Existence and monotone iterative technique for
some boundary value problems
V.Lakshmikantham,
J.V.Devi
Florida Institute of Technology
Department of Mathematical Sciences
Melbourne, FL 32901, USA
Recently, the
study of set-differential equations (SDEs) was initiated in a metric space and
some basic results of interest were obtained. The investigation of
set-differential equations as an independent subject has some advantages. For
example, when the set is a single-valued mapping, it is easy to see that the
Hukuhara derivative and the integral utilized in formulating the SDEs reduce to
the ordinary vector derivative and the integral and therefore, the results
obtained in this new framework become the corresponding results in ordinary
differential systems. Also, we have only a semilinear complete metric space to
work with in the present setup, compared to the normed linear space that one
employs in the usual study of ordinary differential systems.
The monotone
iterative technique is an effective and flexible mechanism that offers
theoretical, as well as constructive existence results in a closed set, namely,
the sector.

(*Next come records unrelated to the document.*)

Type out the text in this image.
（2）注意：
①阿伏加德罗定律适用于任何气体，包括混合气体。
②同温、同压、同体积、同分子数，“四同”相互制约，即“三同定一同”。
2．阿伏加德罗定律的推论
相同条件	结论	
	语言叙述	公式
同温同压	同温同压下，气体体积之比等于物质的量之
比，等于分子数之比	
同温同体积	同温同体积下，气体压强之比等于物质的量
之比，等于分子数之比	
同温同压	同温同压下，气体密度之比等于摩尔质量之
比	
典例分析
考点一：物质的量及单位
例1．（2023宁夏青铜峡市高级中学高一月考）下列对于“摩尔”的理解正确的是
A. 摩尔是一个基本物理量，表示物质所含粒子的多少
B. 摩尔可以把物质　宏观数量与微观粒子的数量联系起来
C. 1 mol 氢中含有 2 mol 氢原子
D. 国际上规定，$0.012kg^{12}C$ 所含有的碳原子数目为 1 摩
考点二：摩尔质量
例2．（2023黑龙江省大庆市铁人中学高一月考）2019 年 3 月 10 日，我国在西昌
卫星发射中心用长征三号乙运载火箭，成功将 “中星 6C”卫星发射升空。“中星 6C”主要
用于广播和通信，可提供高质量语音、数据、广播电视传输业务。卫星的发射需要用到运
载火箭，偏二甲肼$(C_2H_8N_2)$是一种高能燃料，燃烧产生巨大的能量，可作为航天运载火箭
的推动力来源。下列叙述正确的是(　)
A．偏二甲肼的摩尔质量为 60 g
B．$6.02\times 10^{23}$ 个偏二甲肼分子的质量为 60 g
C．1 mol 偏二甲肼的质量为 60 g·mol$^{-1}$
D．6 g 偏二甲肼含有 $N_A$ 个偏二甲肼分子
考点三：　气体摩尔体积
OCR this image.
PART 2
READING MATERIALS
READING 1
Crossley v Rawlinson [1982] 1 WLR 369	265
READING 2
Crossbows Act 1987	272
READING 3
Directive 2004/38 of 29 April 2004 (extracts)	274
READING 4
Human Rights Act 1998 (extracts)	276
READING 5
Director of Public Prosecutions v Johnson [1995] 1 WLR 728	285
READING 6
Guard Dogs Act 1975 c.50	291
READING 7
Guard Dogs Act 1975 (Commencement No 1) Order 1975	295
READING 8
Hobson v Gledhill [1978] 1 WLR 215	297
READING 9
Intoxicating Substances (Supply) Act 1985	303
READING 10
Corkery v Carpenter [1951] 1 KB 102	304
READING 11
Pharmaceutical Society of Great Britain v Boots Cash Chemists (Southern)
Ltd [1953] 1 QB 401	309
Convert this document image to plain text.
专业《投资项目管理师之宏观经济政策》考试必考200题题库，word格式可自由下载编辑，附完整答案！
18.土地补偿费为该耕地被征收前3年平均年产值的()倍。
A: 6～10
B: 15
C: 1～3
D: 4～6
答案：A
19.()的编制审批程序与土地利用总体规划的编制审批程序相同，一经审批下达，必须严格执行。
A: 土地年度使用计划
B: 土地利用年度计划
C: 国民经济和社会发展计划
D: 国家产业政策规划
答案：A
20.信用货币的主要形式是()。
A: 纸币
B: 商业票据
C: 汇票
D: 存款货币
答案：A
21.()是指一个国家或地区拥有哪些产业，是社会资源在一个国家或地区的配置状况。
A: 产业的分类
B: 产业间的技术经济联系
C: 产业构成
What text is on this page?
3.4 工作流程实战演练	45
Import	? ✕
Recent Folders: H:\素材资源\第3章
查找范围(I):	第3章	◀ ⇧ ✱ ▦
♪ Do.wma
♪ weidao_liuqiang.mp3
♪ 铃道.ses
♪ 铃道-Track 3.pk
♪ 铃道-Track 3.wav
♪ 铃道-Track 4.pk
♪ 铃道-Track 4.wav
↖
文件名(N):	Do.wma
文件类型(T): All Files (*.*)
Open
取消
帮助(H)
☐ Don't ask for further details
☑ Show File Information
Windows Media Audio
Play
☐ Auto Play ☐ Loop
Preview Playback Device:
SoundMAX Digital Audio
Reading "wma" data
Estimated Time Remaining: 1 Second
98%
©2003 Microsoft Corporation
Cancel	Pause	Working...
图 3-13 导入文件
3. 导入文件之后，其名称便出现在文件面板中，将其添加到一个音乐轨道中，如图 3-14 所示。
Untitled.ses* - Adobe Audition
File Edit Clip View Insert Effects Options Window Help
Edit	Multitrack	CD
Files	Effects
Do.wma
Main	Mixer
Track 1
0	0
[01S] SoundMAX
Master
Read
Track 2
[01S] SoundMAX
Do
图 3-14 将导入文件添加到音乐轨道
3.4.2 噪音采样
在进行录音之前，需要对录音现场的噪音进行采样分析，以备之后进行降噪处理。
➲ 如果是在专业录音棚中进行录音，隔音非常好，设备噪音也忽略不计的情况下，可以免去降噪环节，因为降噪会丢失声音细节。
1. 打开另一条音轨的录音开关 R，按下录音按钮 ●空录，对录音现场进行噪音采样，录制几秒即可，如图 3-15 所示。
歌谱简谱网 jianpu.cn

The upper and lower solutions that generate the sector serve as
upper and lower bounds for the solutions which can be improved by monotone
procedures.
In this
paper, an attempt is made to prove existence results using contraction mapping
and Schauder fixed point theorem and to develop the monotone iterative
technique for second order Boundary Value Problems (BVPs) in the context of
SDEs in a metric space.
We provide first the preliminaries needed for setting up set-differential equations. We then discuss the existence results for the boundary value problem of the second order set differential equations utilizing the contraction mapping theorem and the Schauder's fixed point result. Finally, we develop the monotone iterative technique for the considered boundary value problem. The results obtained include, in a natural way, second order boundary value problems for systems of ordinary differential equations.